Raid on final salary pensions ‘is only way to plug the black hole’

10 April 2012

Experts today defended the Government's move to slash private-sector final salary pensions which will see millions of people lose up to 25 per cent of their retirement income.

Pensions minister Steve Webb has called for the schemes to rise each year in line with inflation as measured by the consumer prices index (CPI), rather than the retail prices index (RPI).

The move is likely to cost workers hundreds of pounds a year over the course of their retirement, as CPI is generally lower than RPI.

But experts warned the schemes would have had to be scrapped entirely had ministers not stepped in.

Bob Bullivant, chief executive of retirement advisers Annuity Direct, said: "If you take a scheme members' view then of course they are not going to be very happy. But if you take a global view then it will make things better because it will help the deficits in final salary schemes. They will be more likely to be able to fulfil their liabilities and less likely to fail and fall on the Pension Protection Fund."

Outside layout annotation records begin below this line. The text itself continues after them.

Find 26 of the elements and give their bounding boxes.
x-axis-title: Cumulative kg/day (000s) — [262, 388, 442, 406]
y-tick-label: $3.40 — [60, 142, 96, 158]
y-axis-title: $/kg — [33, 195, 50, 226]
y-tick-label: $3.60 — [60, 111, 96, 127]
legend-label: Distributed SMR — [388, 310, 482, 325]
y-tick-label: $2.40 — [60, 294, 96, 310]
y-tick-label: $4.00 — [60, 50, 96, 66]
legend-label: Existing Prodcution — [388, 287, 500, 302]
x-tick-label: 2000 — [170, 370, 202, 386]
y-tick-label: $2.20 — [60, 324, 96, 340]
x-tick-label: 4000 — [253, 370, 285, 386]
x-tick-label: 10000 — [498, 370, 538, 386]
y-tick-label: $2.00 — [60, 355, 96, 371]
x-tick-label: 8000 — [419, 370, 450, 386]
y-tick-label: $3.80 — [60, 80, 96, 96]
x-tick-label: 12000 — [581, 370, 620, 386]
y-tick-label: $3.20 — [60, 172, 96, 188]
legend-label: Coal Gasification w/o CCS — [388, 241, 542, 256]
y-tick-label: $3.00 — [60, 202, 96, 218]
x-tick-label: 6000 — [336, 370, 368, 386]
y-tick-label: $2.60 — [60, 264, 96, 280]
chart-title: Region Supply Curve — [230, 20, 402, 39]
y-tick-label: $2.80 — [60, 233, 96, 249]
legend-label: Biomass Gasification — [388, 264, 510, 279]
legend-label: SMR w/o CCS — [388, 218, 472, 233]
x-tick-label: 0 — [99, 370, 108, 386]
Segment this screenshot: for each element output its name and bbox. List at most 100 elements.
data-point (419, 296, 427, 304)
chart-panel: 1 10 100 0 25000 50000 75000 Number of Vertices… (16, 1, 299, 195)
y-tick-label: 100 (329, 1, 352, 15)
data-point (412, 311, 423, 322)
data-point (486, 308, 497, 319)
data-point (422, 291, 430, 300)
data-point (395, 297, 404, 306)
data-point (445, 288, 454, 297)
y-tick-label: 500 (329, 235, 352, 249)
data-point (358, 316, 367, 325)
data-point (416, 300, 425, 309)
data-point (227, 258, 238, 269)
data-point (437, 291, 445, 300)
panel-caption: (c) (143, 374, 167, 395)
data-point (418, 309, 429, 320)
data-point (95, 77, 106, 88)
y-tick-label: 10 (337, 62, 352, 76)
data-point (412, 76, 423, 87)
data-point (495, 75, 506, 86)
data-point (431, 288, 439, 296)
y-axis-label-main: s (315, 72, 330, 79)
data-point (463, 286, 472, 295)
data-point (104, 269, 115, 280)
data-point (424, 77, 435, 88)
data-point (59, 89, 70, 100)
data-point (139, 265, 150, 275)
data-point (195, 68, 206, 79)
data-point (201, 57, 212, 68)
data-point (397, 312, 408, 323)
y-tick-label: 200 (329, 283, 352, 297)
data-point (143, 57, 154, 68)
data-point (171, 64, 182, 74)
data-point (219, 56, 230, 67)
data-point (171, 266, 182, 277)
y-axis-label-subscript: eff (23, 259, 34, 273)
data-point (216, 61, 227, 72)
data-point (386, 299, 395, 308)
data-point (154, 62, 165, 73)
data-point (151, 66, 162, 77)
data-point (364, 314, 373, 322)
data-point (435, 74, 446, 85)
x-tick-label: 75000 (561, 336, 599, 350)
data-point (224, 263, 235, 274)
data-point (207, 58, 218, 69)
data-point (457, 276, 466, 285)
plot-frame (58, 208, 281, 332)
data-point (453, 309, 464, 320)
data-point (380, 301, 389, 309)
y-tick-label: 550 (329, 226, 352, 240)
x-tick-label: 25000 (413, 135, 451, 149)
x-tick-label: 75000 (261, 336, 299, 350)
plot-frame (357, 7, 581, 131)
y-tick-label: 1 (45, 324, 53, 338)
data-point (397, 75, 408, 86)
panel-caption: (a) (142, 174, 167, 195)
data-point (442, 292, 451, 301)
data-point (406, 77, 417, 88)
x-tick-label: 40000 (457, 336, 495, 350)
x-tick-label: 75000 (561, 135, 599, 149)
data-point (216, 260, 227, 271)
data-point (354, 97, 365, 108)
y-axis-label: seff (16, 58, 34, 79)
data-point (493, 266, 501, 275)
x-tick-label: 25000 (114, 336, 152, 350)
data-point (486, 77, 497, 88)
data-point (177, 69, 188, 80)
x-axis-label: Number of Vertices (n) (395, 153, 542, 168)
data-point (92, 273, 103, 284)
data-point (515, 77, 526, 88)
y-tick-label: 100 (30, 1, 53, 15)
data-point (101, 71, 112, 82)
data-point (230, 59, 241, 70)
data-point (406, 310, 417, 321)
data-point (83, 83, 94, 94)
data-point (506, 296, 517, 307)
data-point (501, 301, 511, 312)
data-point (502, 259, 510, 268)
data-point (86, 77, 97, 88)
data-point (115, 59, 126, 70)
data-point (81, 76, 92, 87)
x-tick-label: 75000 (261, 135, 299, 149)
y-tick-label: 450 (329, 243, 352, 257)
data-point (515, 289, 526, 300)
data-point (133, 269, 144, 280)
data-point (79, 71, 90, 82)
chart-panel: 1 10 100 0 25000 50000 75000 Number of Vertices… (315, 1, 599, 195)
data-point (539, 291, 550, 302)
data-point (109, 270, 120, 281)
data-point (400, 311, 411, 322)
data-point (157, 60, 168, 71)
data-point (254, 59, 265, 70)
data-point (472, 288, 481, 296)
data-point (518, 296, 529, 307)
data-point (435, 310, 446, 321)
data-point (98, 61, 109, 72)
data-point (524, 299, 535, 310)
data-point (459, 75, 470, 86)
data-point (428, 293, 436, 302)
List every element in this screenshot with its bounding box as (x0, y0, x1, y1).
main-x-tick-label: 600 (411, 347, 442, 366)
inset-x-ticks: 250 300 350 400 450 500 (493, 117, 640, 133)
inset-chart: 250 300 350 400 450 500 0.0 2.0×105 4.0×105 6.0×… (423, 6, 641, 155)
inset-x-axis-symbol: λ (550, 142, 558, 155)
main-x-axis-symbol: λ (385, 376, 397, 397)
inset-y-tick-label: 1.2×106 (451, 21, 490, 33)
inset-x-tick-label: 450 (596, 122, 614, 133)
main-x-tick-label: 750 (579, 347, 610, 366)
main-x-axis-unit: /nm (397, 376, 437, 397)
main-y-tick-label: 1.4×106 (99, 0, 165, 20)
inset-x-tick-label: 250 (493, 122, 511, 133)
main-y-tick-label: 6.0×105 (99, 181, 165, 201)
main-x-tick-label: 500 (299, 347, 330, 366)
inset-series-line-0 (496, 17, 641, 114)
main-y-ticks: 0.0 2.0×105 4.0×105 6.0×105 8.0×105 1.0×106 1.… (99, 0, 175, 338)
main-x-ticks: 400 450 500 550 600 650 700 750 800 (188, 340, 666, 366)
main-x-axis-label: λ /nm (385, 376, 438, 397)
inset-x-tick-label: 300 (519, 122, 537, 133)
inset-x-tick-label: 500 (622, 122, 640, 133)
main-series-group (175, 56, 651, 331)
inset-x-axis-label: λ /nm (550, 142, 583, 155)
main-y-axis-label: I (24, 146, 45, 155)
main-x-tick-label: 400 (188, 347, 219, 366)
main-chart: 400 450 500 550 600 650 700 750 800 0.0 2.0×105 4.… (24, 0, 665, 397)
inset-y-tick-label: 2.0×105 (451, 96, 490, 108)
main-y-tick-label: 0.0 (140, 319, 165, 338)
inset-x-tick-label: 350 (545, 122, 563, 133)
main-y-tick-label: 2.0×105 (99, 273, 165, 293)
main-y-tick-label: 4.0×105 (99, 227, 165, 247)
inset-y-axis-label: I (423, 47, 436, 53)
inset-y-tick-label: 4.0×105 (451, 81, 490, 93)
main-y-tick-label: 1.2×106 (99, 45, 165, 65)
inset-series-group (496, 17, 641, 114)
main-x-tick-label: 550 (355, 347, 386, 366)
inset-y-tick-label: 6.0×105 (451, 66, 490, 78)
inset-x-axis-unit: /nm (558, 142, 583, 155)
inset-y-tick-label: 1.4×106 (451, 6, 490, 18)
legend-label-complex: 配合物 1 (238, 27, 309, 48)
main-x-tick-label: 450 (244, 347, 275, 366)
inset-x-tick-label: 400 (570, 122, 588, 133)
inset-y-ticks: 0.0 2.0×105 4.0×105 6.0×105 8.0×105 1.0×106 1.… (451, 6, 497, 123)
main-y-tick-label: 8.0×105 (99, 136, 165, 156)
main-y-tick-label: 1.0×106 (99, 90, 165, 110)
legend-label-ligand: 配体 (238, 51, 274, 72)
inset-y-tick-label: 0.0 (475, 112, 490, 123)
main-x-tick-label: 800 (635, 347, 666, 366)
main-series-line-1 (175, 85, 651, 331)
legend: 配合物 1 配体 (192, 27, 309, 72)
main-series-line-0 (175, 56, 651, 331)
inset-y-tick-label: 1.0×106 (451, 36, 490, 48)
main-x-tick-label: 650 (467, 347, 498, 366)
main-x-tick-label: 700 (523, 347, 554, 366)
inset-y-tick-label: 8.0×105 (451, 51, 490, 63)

Accountants KPMG said the change could reduce UK private sector pension liabilities by 10 per cent, or about £100billion. It is expected to be introduced next year, bringing the inflation measure used for private sector pensions in line with public sector ones.

But shadow work and pensions secretary Yvette Cooper said: "Many pensioners will feel betrayed by the Government. During the election both parties promised to help pensioners. Now, out of the blue, they're cutting the value of private pensions that people have worked hard for and depend on."

The move will come as a relief to private sector employers such as British Airways, which face vast shortfalls. Britain's biggest 200 private company pensions schemes are estimated to have a total deficit of about £100billion.